Switzerland and the Nordics, particularly Denmark, delivered a strong performance throughout the year. In many markets, we benefited from an improvement in sales mix due to the strong category growth of multifocal glasses and the continued rollout of optical subscription programs. The excellent integration of McOptic in Switzerland exceeded expectations, positively contributing to the segment's profit.
In 2020, Eastern Europe was one of the most affected regions in terms of traffic as most of the stores in malls were temporarily closed, shifting the traffic to high streets and proximity stores. The sub-segment also showed an increase in multifocal products resulting in improved optical ASP, partially offsetting the footfall reduction.
Americas & Asia
The Americas & Asia segment includes businesses in Latin America, Russia, Turkey and the U.S.

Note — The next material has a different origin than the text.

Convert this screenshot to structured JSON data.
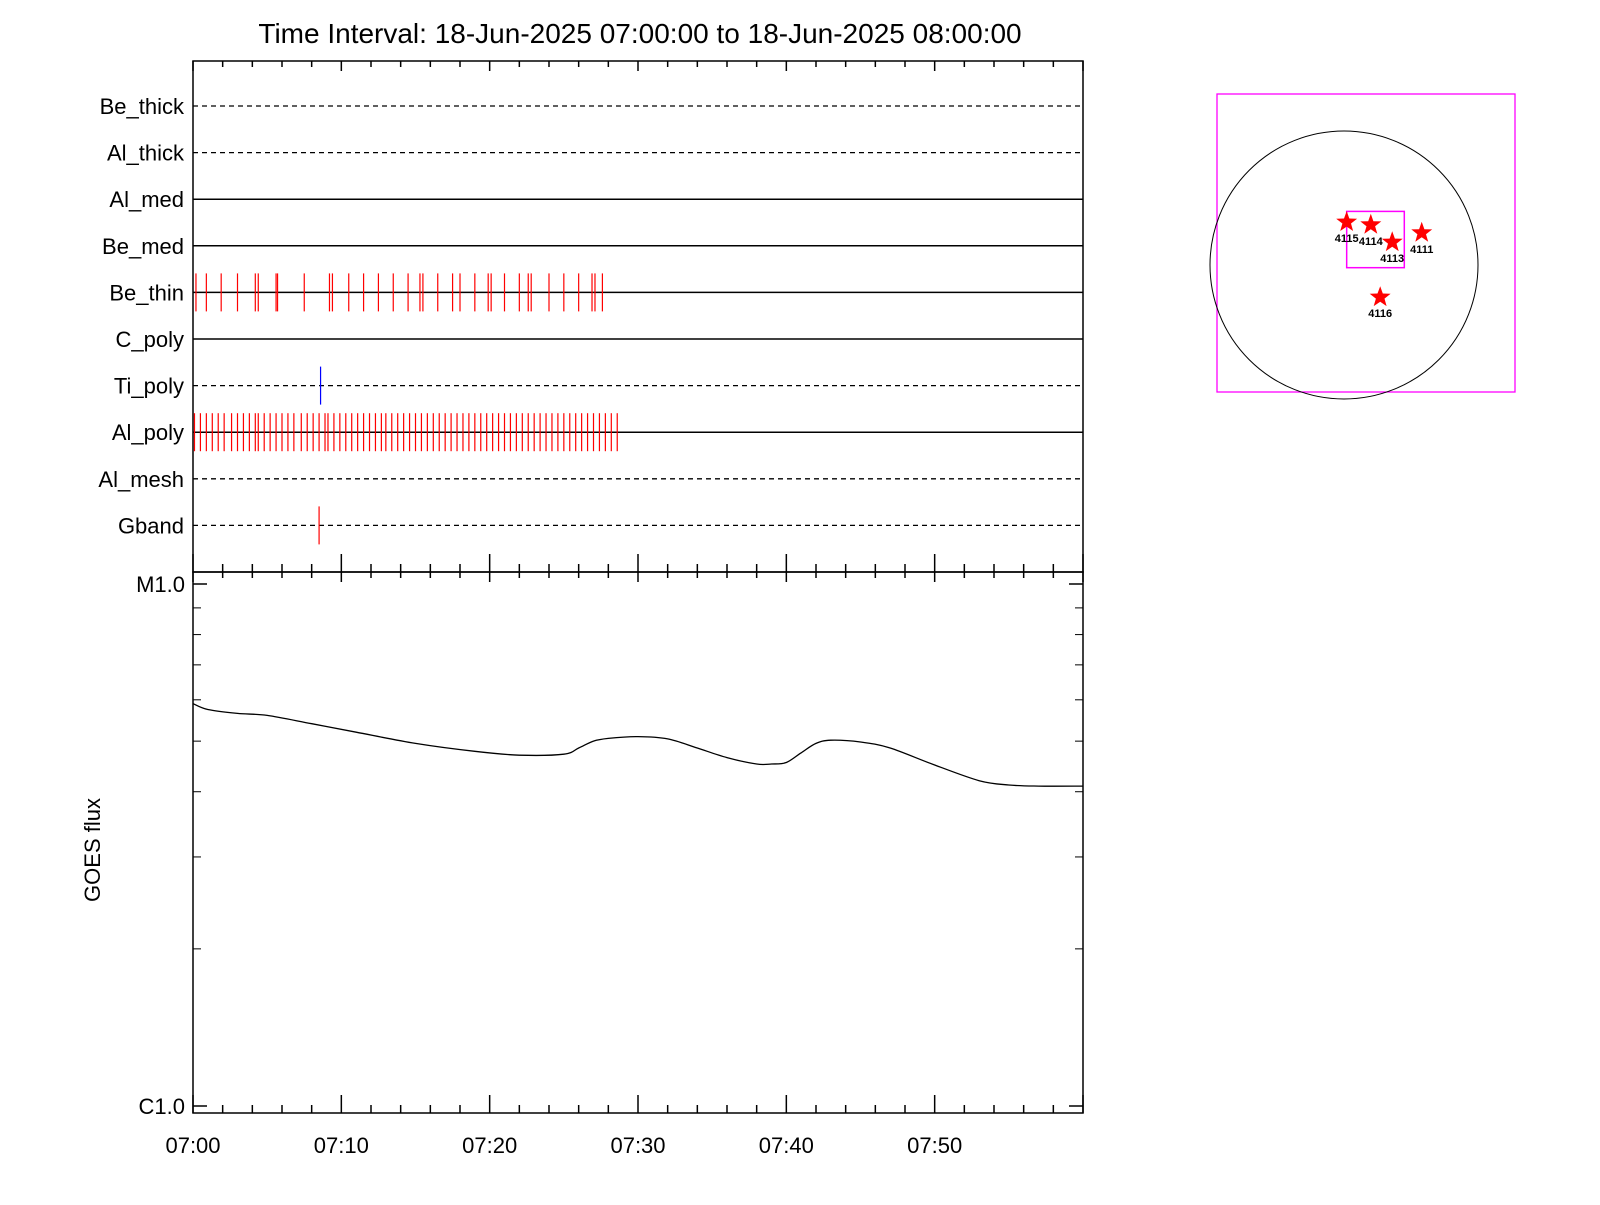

In Latin America we operate leading optical retail brands in Argentina, Chile, Colombia, Mexico and Uruguay. Most regions in the Americas & Asia segment have the lowest levels of maturity in the GrandVision group.
Historically, these optical retail markets have been growing faster on average than more developed markets in the G4 and Other Europe segments. GrandVision has a strong market presence in Latin America.
During 2020, we decreased our store network by 131 stores to 1,713 as openings across the region were offset by closures of structurally underperforming stores particularly in China, India, the U.S. and Mexico. In Turkey, we opened 31 new stores in 2020.
The Americas & Asia segment reported a revenue decline of 20.4% at constant exchange rates to EUR 349 million in FY20 (FY19: EUR 505 million). Comparable revenues decreased by 20.7%.
The total number of stores in the Americas & Asia segment decreased to 1,713 at the end of 2020 (FY19: 1,844). The decrease includes the planned store closures from the divested Chinese operations and store network rationalization linked to turnarounds in the region.
Latin America and the U.S. markets were among the most impacted globally due to the COVID-19 pandemic. Turkey continued to show good results, partly supported by a doubling of e-commerce sales compared to 2019. Latin America also significantly grew its online business, improving the category mix and contributing to around 20% of total online sales in the optical category.
Reported adjusted EBITA in the Americas & Asia segment decreased from EUR 22 million in 2019, to EUR -2 million in 2020, or 95.0% at constant exchange rates. Despite temporary store network closures and COVID-19 pandemic-related sales restrictions mainly in Latin America, we continued to achieve underlying operational improvements in the U.S., resulting from the business turnaround plans and closures of structurally underperforming stores. Overall, our businesses in Turkey showed the greatest degree of resilience.
In FY20, the adjusted EBITA margin decreased to -0.4%, compared to 4.3% in FY19.